All these in-vivo studies are supported with the rabbit Draize ocular irritation test performed to obtain Draize Score 0 (DS0) values for the given test chemical. 0.1 ml of each test solution was placed directly into the conjunctival cul-de-sac of one eye in each animal. The other eye remained untreated and served as control. Eyes were observed and scored, according to the scale of Draize et al. (1944), at 1, 3, 6, 24, 96, and 168 hr after dose. Three to six animals per dosage group were used, and at least three dosage groups were tested to obtain DS 0.Draize Score 0 (DS0) was defined as the maximum concentration of test compound at not showing any ocular irritation.The DS 0 values were calculated from the dose-response curves obtained. The Draize score 0(DS0) concentrations for test chemical was obtained at 5% w/v. It did not show any ocular irritation, even at the high concentrations which reached the limits of their solubilities and/or physiological osmotic pressure, and their DS0 values could not be obtained. Hence, it was considered that non-ocular irritation dose which can be used for ophthalmic preparations was 5% w/v.

 

Thus, based on the available data for the given test chemical, it can be concluded that test chemical is able to cause severe eye irritation and considered as irritating. Comparing the above annotations with the criteria of CLP regulation, it can be classified under the category “Category 2”.

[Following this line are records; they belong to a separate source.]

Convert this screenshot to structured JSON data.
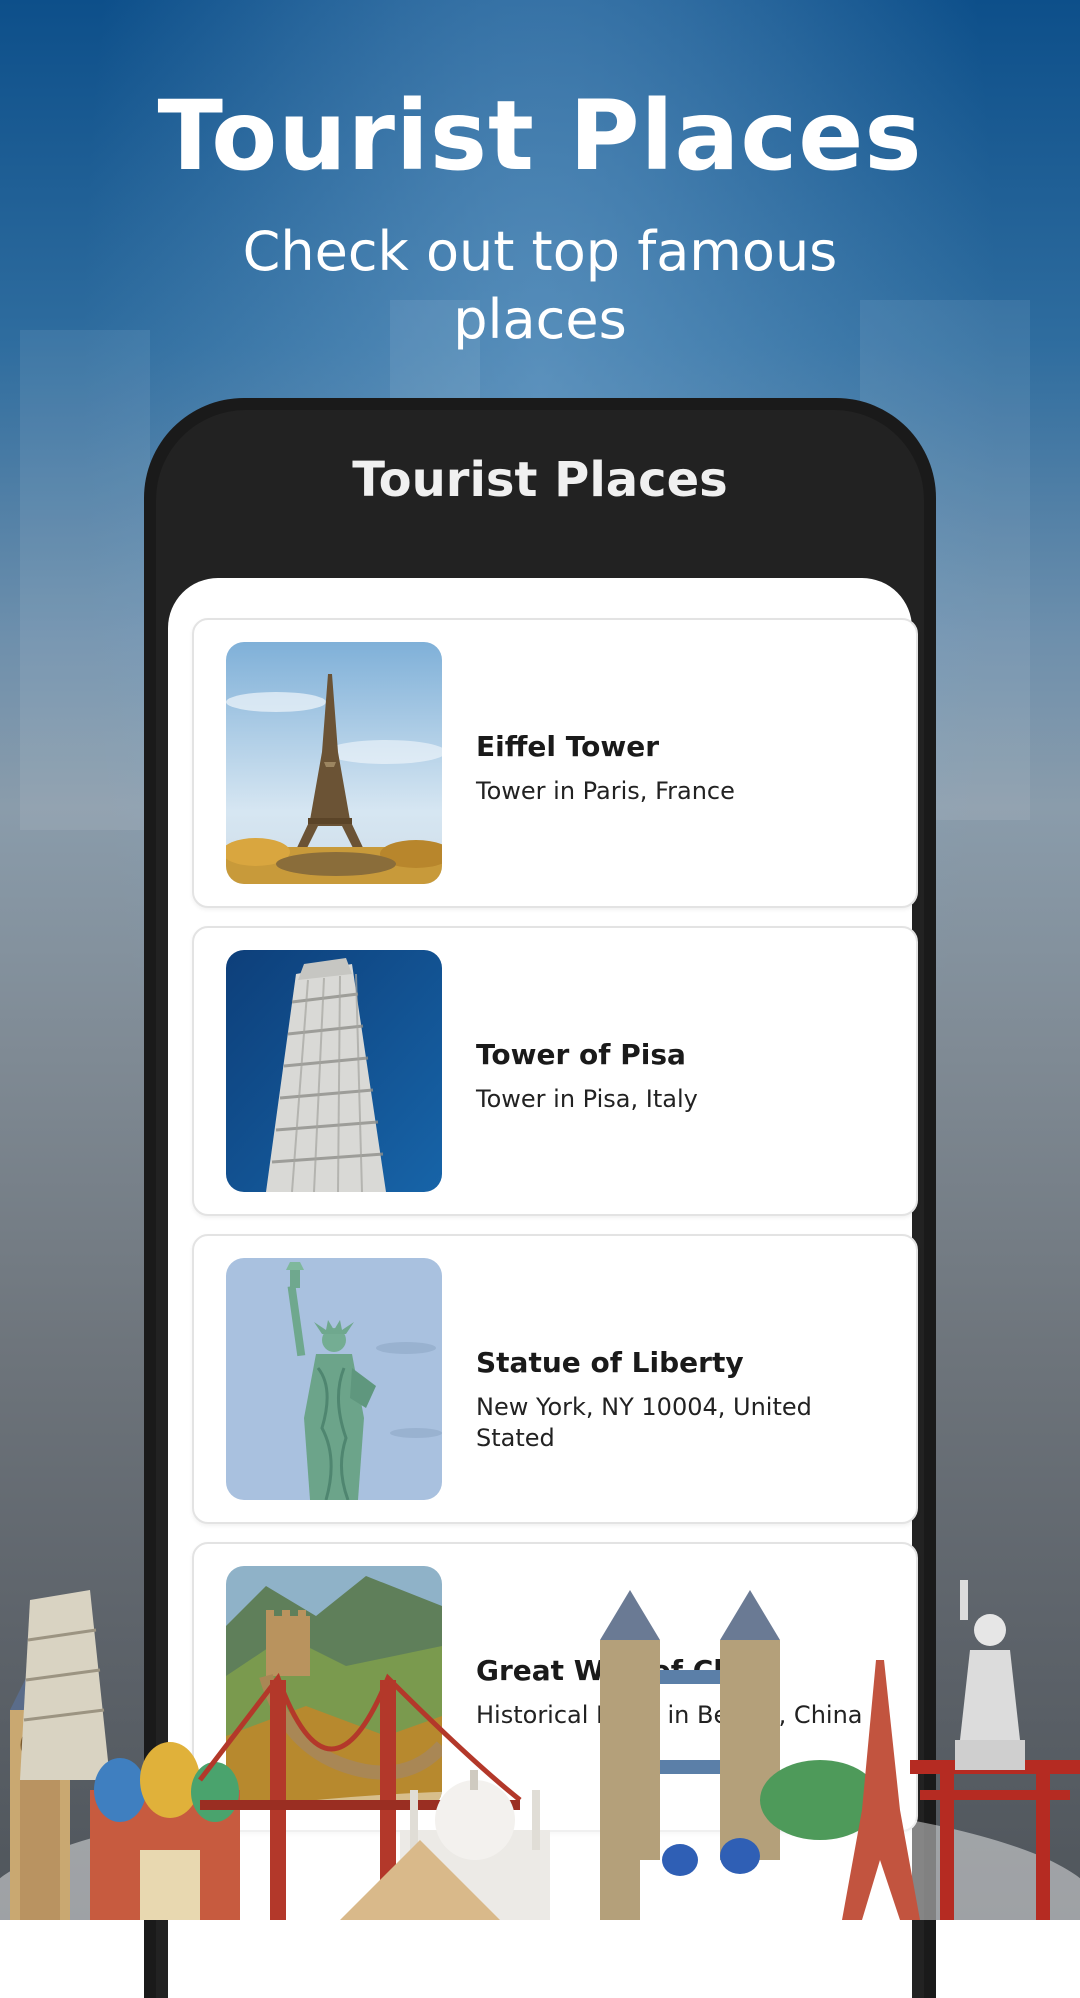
{
  "hero": {
    "title": "Tourist Places",
    "subtitle": "Check out top famous places"
  },
  "app": {
    "title": "Tourist Places"
  },
  "places": [
    {
      "name": "Eiffel Tower",
      "location": "Tower in Paris, France"
    },
    {
      "name": "Tower of Pisa",
      "location": "Tower in Pisa, Italy"
    },
    {
      "name": "Statue of Liberty",
      "location": "New York, NY 10004, United Stated"
    },
    {
      "name": "Great Wall of China",
      "location": "Historical Place in Beijing, China"
    }
  ],
  "colors": {
    "background_top": "#0d4f8a",
    "phone_frame": "#1a1a1a",
    "card_border": "#e3e3e3"
  }
}
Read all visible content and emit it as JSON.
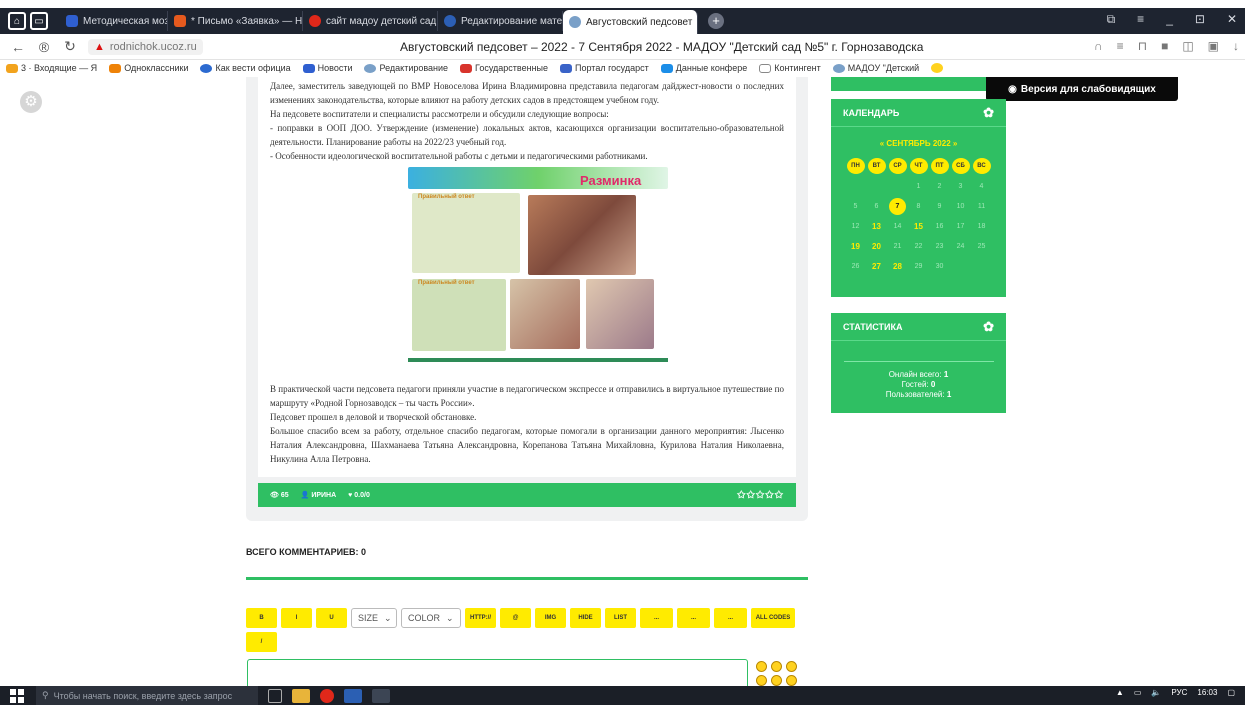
{
  "tabs": [
    {
      "label": "Методическая мозаика М",
      "color": "#2f5fd0"
    },
    {
      "label": "* Письмо «Заявка» — Нат",
      "color": "#e65a1e"
    },
    {
      "label": "сайт мадоу детский сад 5",
      "color": "#e0281a"
    },
    {
      "label": "Редактирование материа",
      "color": "#2c5fb5"
    },
    {
      "label": "Августовский педсовет",
      "color": "#7aa0c8"
    }
  ],
  "newtab_glyph": "+",
  "address": {
    "url": "rodnichok.ucoz.ru",
    "page_title": "Августовский педсовет – 2022 - 7 Сентября 2022 - МАДОУ \"Детский сад №5\" г. Горнозаводска"
  },
  "bookmarks": [
    "3 · Входящие — Я",
    "Одноклассники",
    "Как вести официа",
    "Новости",
    "Редактирование",
    "Государственные",
    "Портал государст",
    "Данные конфере",
    "Контингент",
    "МАДОУ \"Детский"
  ],
  "article": {
    "paragraph1": "Далее, заместитель заведующей по ВМР Новоселова Ирина Владимировна представила педагогам дайджест-новости о последних изменениях законодательства, которые влияют на работу детских садов в предстоящем учебном году.",
    "paragraph2": "На педсовете воспитатели и специалисты рассмотрели и обсудили следующие вопросы:",
    "paragraph3": "- поправки в ООП ДОО. Утверждение (изменение) локальных актов, касающихся организации воспитательно-образовательной деятельности. Планирование работы на 2022/23 учебный год.",
    "paragraph4": "- Особенности идеологической воспитательной работы с детьми и педагогическими работниками.",
    "collage_title": "Разминка",
    "collage_label1": "Правильный ответ",
    "collage_label2": "Правильный ответ",
    "paragraph5": "В практической части педсовета педагоги приняли участие в педагогическом экспрессе и отправились в виртуальное путешествие по маршруту «Родной Горнозаводск – ты часть России».",
    "paragraph6": "Педсовет прошел в деловой и творческой обстановке.",
    "paragraph7": "Большое спасибо всем за работу, отдельное спасибо педагогам, которые помогали в организации данного мероприятия: Лысенко Наталия Александровна, Шахманаева Татьяна Александровна, Корепанова Татьяна Михайловна, Курилова Наталия Николаевна, Никулина Алла Петровна.",
    "views": "65",
    "author": "ИРИНА",
    "rating": "0.0/0",
    "stars": "✩✩✩✩✩"
  },
  "comments": {
    "heading": "ВСЕГО КОММЕНТАРИЕВ: 0",
    "toolbar": {
      "bold": "B",
      "italic": "I",
      "underline": "U",
      "size": "SIZE",
      "color": "COLOR",
      "http": "HTTP://",
      "at": "@",
      "img": "IMG",
      "hide": "HIDE",
      "list": "LIST",
      "blank1": "...",
      "blank2": "...",
      "blank3": "...",
      "all_codes": "ALL CODES",
      "slash": "/"
    }
  },
  "vision_button": "Версия для слабовидящих",
  "calendar": {
    "title": "КАЛЕНДАРЬ",
    "month": "« СЕНТЯБРЬ 2022 »",
    "weekdays": [
      "ПН",
      "ВТ",
      "СР",
      "ЧТ",
      "ПТ",
      "СБ",
      "ВС"
    ],
    "cells": [
      "",
      "",
      "",
      "1",
      "2",
      "3",
      "4",
      "5",
      "6",
      "7",
      "8",
      "9",
      "10",
      "11",
      "12",
      "13",
      "14",
      "15",
      "16",
      "17",
      "18",
      "19",
      "20",
      "21",
      "22",
      "23",
      "24",
      "25",
      "26",
      "27",
      "28",
      "29",
      "30",
      "",
      ""
    ],
    "bold_days": [
      "13",
      "15",
      "19",
      "20",
      "27",
      "28"
    ],
    "today": "7"
  },
  "stats": {
    "title": "СТАТИСТИКА",
    "online_label": "Онлайн всего:",
    "online": "1",
    "guests_label": "Гостей:",
    "guests": "0",
    "users_label": "Пользователей:",
    "users": "1"
  },
  "taskbar": {
    "search_placeholder": "Чтобы начать поиск, введите здесь запрос",
    "lang": "РУС",
    "time": "16:03"
  },
  "colors": {
    "accent": "#2fbf63",
    "yellow": "#ffeb00"
  }
}
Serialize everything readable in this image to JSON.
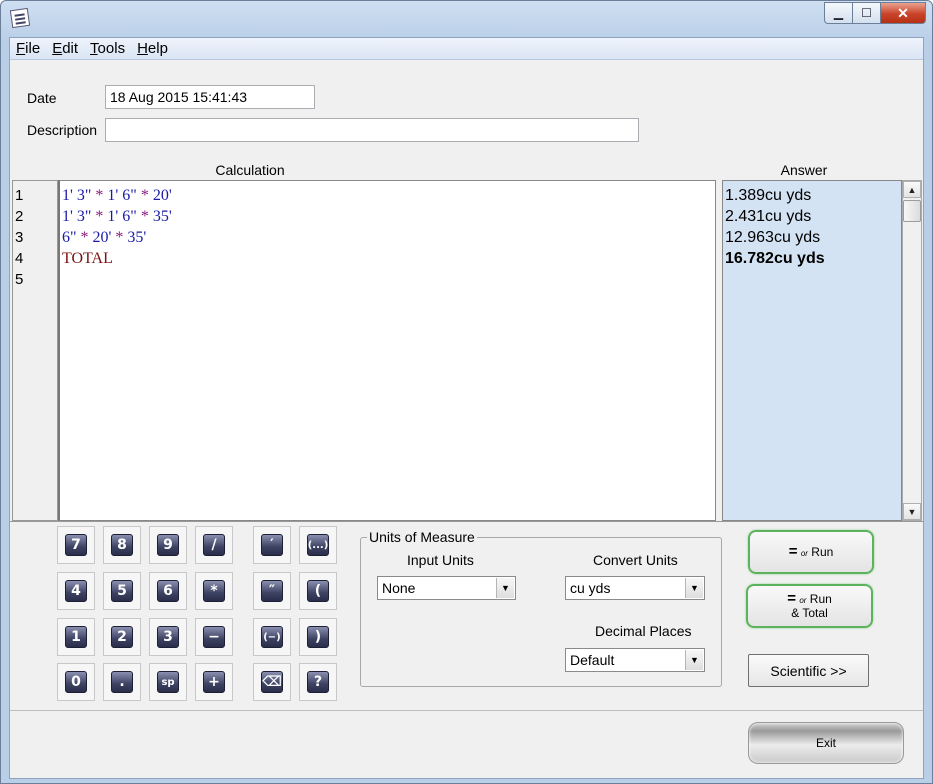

Justification for classification or non-classification

The skin and eye irritation potential of test chemical were observed in various studies. The results obtained from these studies indicates that the chemical is unlikely to cause skin irritation but can cause severe eye damage. Hence the test chemical can be classified under the category “Not Classified” for skin and “Category 2” for eye as per CLP.